Cape Town: President Pratibha Patil came in close contact with a cheetah and caressed it during a visit to a conservation project for the endangered big cats near here.
Patil, who is here on an official visit, drove down to the project of the Cheetah Outreach Friday evening to see for herself the work being done in South Africa for conserving the fastest land animal.
A cheetah being utilised to spread awareness among students in South Africa on its conservation was brought out and the President not only touched it but caressed it briefly like a pet in the presence of the watchful project officials.
Union Minister Sachin Pilot and MPs Prabha Thakur and Sanjay Dhotre also followed suit so also some officials.
The project chief Annie Beckhelling told the President that the fastest land animal in the world is losing its most important race- the race for survival.
"At the turn of the century an estimated 100,000 cheetah lived in 44 countries throughout Africa and Asia. Today, there are just 7,500 cheetahs left. South Africa is home to fewer than 1,000 of these majestic cats," she told the President.
Beckhelling lamented that while it took 4 million years of evolution for the cheetah to become the exceptional animal it is today and only 100 years for man to place it on the endangered list.
She said there are just 7,500 cheetahs left and South Africa is home to fewer than 1,000 of these majestic cats.

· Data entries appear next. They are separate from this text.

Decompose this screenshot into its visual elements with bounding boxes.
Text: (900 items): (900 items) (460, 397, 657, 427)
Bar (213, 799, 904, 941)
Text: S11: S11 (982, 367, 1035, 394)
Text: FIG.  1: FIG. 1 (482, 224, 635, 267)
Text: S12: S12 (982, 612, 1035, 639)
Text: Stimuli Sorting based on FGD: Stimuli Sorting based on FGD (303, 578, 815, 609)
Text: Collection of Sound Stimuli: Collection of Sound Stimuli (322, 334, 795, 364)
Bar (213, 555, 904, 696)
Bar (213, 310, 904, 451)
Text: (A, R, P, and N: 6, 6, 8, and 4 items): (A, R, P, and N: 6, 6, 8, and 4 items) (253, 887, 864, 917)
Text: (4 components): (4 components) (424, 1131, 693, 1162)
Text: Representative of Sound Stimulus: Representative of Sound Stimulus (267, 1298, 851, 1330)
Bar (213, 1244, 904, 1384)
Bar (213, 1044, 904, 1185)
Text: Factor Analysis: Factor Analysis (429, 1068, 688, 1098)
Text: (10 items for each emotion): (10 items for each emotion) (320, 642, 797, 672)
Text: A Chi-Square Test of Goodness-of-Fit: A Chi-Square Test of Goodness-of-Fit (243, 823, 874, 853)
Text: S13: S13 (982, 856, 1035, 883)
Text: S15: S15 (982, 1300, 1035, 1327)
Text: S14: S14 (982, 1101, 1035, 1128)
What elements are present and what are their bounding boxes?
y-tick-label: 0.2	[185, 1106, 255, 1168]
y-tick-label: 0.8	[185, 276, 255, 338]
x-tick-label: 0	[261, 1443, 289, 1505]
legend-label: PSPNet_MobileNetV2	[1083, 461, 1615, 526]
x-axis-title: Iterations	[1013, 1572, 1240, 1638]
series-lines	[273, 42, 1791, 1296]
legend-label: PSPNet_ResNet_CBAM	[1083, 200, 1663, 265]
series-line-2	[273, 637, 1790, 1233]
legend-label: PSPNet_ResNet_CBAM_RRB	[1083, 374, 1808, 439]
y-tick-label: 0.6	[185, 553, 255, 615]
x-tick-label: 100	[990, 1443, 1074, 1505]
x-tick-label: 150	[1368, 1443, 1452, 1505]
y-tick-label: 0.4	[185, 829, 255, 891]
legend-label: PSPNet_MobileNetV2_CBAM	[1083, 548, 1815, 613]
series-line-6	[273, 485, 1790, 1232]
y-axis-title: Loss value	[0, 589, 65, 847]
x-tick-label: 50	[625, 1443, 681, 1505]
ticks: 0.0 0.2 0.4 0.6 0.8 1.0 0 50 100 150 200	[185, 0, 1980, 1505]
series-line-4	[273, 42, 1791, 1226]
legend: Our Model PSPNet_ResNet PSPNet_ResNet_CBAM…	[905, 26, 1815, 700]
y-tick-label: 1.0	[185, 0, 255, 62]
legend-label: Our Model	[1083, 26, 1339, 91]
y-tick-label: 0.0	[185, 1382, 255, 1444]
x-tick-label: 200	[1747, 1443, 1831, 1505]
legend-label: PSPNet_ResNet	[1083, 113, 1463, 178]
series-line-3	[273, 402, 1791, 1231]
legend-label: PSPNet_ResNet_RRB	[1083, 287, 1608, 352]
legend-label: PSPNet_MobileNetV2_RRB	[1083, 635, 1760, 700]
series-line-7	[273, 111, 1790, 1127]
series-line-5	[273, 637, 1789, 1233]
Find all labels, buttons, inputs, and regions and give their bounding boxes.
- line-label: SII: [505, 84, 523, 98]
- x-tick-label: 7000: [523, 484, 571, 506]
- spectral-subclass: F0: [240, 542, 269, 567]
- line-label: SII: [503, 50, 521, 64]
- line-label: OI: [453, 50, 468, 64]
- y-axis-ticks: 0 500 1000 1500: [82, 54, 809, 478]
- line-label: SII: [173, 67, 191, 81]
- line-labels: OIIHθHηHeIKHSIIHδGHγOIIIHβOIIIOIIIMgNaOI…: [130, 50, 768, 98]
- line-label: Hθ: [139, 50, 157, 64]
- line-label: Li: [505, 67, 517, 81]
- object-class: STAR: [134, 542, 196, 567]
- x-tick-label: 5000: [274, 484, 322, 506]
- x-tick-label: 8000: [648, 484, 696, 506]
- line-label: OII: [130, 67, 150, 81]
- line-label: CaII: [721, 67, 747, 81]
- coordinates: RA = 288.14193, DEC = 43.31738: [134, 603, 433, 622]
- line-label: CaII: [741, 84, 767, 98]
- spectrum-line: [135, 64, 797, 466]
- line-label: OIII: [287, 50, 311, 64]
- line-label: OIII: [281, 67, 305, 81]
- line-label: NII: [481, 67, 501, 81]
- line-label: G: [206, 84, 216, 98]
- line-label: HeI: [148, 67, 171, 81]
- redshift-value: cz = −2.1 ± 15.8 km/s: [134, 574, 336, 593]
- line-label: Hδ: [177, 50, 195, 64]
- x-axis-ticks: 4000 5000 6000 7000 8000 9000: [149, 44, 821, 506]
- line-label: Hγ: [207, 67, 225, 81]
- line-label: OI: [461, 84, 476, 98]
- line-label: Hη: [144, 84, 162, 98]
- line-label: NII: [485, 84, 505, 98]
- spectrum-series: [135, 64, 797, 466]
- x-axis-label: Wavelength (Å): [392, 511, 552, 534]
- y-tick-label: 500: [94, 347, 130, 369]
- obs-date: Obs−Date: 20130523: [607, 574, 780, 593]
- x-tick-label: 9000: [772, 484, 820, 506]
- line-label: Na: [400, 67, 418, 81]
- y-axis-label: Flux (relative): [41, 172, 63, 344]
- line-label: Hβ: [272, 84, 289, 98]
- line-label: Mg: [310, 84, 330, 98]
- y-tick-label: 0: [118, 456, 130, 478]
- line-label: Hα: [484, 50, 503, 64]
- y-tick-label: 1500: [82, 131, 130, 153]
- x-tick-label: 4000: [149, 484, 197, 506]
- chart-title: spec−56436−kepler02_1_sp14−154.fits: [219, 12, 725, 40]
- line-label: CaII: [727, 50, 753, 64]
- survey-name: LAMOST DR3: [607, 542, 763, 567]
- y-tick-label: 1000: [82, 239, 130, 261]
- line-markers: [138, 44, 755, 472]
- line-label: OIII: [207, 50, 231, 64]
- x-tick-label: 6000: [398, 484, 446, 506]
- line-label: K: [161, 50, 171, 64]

Cheetah Outreach is an education and community-based programme created to raise awareness of the plight of the cheetah and to campaign for its survival.
Beckhelling launched the project in January 1997 with just one hectare of land provided by Spier Wine Estate and two cheetahs.
Cheetah Outreach also breeds Turkish Anatolian Shepherd dogs and places them on South African farms to guard livestock in an effort to reduce conflict between farmers and predators.